"It's the business of two first courses - unless deliberately conceived as consecutive small tastings, which you wouldn't do except in a restaurant - that doesn't jibe with the Italian way of eating. It doesn't have to be a heavy meat course after the risotto, it could be a gratin of vegetables, or grilled fish, or scaloppine handled lightly and fragrantly, with a green salad after. When you get to be old like us, fresh, ripe fruit is all you might want. But you wouldn't have two first courses for the same reason you wouldn't have two meat courses, two salad courses, two gelato courses. It's not a law, it's just a style of eating."
It is interesting, isn't it, the perspective at which two different cultures can come at the same food prepared in the same way. Any Australian would be extremely pleased and grateful that I had cooked them a beautiful risotto and competent pasta for dinner. An Italian, it would seem, sees it as wrong and greedy.
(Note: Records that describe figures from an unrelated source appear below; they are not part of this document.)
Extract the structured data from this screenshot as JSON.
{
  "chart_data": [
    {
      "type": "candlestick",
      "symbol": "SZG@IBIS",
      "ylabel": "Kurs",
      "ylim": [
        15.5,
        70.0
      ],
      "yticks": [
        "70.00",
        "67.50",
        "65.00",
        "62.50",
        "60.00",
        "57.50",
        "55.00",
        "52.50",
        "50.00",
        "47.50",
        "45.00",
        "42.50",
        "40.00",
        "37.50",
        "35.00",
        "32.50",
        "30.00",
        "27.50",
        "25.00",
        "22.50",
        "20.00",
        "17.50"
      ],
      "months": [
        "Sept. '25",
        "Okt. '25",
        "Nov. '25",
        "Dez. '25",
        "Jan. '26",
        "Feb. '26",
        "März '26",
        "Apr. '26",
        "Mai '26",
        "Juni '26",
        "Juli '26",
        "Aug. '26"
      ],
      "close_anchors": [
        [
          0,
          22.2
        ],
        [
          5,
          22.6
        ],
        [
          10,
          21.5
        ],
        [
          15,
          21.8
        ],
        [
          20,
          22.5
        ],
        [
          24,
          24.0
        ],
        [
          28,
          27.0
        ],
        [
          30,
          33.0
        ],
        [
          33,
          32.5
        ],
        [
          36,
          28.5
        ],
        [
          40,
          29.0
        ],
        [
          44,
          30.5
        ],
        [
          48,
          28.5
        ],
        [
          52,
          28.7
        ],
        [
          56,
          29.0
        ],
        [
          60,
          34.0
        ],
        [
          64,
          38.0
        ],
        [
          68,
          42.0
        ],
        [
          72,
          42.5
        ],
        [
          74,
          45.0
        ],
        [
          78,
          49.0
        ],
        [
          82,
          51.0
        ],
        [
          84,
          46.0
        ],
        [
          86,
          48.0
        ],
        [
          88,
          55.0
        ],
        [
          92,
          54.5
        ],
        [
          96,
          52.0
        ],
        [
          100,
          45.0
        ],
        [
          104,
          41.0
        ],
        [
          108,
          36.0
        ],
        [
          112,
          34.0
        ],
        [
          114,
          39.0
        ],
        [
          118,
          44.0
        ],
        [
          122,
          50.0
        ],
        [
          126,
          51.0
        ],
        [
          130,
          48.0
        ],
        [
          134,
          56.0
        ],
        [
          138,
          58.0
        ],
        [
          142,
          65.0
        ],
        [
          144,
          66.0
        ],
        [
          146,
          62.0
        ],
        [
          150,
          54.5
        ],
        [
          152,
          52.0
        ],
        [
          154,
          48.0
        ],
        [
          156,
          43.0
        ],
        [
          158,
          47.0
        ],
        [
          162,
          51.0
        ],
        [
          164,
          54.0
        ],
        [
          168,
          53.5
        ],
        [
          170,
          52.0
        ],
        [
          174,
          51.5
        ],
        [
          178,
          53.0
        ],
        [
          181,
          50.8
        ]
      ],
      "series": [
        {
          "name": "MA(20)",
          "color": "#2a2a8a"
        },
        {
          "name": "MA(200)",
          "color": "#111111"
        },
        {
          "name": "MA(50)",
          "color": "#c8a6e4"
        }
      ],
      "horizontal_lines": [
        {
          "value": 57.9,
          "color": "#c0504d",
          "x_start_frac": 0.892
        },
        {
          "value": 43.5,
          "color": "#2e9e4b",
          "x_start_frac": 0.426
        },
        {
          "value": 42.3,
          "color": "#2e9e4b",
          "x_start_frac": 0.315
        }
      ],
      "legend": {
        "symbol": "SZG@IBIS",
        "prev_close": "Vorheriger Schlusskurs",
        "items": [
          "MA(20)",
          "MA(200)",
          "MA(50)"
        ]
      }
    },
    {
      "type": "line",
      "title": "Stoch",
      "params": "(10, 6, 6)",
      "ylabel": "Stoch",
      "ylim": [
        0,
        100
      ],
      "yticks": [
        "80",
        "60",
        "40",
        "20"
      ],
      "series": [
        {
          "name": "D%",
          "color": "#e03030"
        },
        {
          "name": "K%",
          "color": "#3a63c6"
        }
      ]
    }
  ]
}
I should acknowledge that Marcella has been exceptionally generous with her time over the past year and as I always suspected she is an extremely smart lady, which is I think the reason I was attracted to her writing (I persisted with it because of the results). What I didn't initially appreciate is that she also has a sharp sense of humour and clever turn of phrase - I see it now in her books. The quality of her written expression, even on the internet, exceeds that of most native speakers.